Koalisi Netanyahu yang terdiri dari kubu kanan dan agama (ortodoks), yang dikenal sangat provokatif dan diskriminatif terhadap rakyat Palestina, meraih 55 kursi. Sebanyak 55 kursi tersebut dengan rincian partai kanan Likud 31 kursi, partai agama Shas 9 kursi, partai ortodoks United Torah Judaism 8 kursi, dan partai ultra kanan Yamina 7 kursi.
Menurut undang-undang pemilu Israel, partai atau koalisi partai minimal memiliki 61 kursi dari 120 kursi Knesset untuk bisa membentuk pemerintahan koalisi.
Keberhasilan aliansi partai Arab meraup kursi cukup besar itu mulai mengubah sikap elite politik Israel pada kekuatan politik Arab Palestina. Ketua Partai Biru-Putih Benny Gantz, hari Rabu lalu, langsung menelepon Ketua Joint List Ayman Odeh untuk membahas kemungkinan membangun kemitraan. Komunikasi Gantz dan Odeh itu, menerobos tabu politik. Selama ini tabu bagi para pemimpin Israel menjalin komunikasi politik dengan pemimpin politik Arab di Israel.
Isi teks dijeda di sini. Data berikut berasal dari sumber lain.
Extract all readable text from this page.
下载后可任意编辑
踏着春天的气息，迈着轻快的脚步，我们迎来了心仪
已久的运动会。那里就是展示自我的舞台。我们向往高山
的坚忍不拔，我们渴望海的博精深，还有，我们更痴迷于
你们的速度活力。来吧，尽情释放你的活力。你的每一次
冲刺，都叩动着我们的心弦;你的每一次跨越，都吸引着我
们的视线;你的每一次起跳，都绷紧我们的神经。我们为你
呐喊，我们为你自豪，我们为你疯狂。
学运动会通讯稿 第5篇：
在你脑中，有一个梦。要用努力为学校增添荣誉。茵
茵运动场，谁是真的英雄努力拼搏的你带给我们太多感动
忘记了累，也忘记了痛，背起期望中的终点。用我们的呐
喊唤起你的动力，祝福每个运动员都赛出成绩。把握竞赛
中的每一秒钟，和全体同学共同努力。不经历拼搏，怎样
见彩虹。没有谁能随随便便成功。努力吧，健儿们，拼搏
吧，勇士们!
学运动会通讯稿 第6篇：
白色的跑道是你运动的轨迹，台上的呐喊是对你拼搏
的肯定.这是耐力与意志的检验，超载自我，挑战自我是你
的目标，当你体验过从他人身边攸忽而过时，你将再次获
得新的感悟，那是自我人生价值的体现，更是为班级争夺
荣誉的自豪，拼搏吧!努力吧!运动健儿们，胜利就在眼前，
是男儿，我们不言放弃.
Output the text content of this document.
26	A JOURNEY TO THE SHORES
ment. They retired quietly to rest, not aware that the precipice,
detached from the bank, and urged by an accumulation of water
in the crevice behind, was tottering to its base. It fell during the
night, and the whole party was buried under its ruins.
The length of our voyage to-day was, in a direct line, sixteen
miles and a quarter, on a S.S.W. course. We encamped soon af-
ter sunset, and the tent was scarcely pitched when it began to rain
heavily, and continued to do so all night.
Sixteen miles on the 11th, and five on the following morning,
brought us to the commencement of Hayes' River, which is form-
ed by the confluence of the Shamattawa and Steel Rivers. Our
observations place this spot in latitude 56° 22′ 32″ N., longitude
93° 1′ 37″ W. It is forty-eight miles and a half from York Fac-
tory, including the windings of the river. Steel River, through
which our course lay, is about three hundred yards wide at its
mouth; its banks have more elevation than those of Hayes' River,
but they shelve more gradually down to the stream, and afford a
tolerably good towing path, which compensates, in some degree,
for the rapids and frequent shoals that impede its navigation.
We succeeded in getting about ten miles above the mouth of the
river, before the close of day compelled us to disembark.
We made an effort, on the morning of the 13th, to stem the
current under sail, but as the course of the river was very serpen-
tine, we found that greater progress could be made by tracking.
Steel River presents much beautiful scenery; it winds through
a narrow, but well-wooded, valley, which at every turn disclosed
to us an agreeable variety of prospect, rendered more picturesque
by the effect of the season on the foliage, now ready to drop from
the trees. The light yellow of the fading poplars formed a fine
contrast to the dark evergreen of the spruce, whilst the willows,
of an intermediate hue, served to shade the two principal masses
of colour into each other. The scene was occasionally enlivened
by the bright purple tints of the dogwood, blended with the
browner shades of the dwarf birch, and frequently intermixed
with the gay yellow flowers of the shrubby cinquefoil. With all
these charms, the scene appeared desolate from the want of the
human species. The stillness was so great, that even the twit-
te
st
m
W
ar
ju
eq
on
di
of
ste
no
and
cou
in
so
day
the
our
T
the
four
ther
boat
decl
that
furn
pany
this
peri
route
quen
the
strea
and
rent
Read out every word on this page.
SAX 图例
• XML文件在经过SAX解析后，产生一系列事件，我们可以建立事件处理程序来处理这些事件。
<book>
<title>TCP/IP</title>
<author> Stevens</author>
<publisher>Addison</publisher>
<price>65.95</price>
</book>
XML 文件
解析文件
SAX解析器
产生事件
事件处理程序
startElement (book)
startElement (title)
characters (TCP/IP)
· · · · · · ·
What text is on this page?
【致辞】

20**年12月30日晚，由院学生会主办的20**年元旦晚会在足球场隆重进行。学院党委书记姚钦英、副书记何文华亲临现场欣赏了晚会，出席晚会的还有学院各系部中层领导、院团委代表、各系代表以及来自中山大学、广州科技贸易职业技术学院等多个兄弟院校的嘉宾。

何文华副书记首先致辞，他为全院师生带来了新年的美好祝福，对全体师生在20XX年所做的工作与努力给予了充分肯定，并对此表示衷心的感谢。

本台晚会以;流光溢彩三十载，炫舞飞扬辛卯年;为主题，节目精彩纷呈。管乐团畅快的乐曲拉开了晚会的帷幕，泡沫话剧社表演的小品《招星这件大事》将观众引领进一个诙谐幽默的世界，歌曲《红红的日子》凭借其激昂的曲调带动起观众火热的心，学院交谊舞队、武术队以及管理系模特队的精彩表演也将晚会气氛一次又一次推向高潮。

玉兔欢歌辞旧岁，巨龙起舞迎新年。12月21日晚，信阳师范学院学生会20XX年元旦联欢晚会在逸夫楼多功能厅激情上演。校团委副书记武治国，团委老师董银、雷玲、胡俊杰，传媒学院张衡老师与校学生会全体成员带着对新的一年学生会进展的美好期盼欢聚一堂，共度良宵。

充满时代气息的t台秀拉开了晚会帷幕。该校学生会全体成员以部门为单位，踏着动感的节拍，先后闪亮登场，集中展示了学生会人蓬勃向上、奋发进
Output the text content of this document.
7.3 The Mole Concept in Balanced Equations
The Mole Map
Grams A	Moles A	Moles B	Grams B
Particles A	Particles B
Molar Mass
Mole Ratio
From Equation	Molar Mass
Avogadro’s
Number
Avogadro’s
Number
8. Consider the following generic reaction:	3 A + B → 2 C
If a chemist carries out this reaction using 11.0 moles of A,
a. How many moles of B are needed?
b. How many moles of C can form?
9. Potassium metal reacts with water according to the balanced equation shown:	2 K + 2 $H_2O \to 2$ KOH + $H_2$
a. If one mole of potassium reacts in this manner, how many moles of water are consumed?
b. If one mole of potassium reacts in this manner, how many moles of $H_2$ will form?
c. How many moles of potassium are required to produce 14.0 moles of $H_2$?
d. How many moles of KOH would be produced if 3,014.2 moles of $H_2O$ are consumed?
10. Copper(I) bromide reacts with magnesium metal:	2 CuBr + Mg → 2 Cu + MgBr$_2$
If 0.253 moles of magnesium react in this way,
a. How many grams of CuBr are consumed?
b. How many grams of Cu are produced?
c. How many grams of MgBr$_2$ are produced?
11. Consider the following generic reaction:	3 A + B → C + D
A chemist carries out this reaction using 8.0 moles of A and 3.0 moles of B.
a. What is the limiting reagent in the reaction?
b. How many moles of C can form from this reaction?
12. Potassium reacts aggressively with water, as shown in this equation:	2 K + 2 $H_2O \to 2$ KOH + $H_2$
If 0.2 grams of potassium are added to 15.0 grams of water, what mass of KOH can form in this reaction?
Di kubu kanan, Netanyahu segera bersiaga membangun kekuatan untuk mencegah Joint List masuk dalam koalisi pemerintah mendatang. Netanyahu pada Kamis (19/9/2019) secara resmi menyerukan Gantz membentuk pemerintah persatuan nasional. Netanyahu juga mengundang Gantz segera bertemu untuk membahas kemungkinan membentuk pemerintahan persatuan nasional itu.
PM Israel itu mengatakan, sesungguhnya dirinya masih mengutamakan membentuk pemerintah koalisi kanan. Namun, hasil pemilu tidak memungkinkan membentuk koalisi kanan saat ini.
Rabu lalu, Netanyahu telah bertemu pimpinan partai kubu kanan dan ortodoks, menyampaikan kecemasannya atas kemungkinan Gantz dan Joint List membentuk koalisi pemerintahan. Ia berjanji menggunakan segala cara untuk menggagalkan koalisi itu.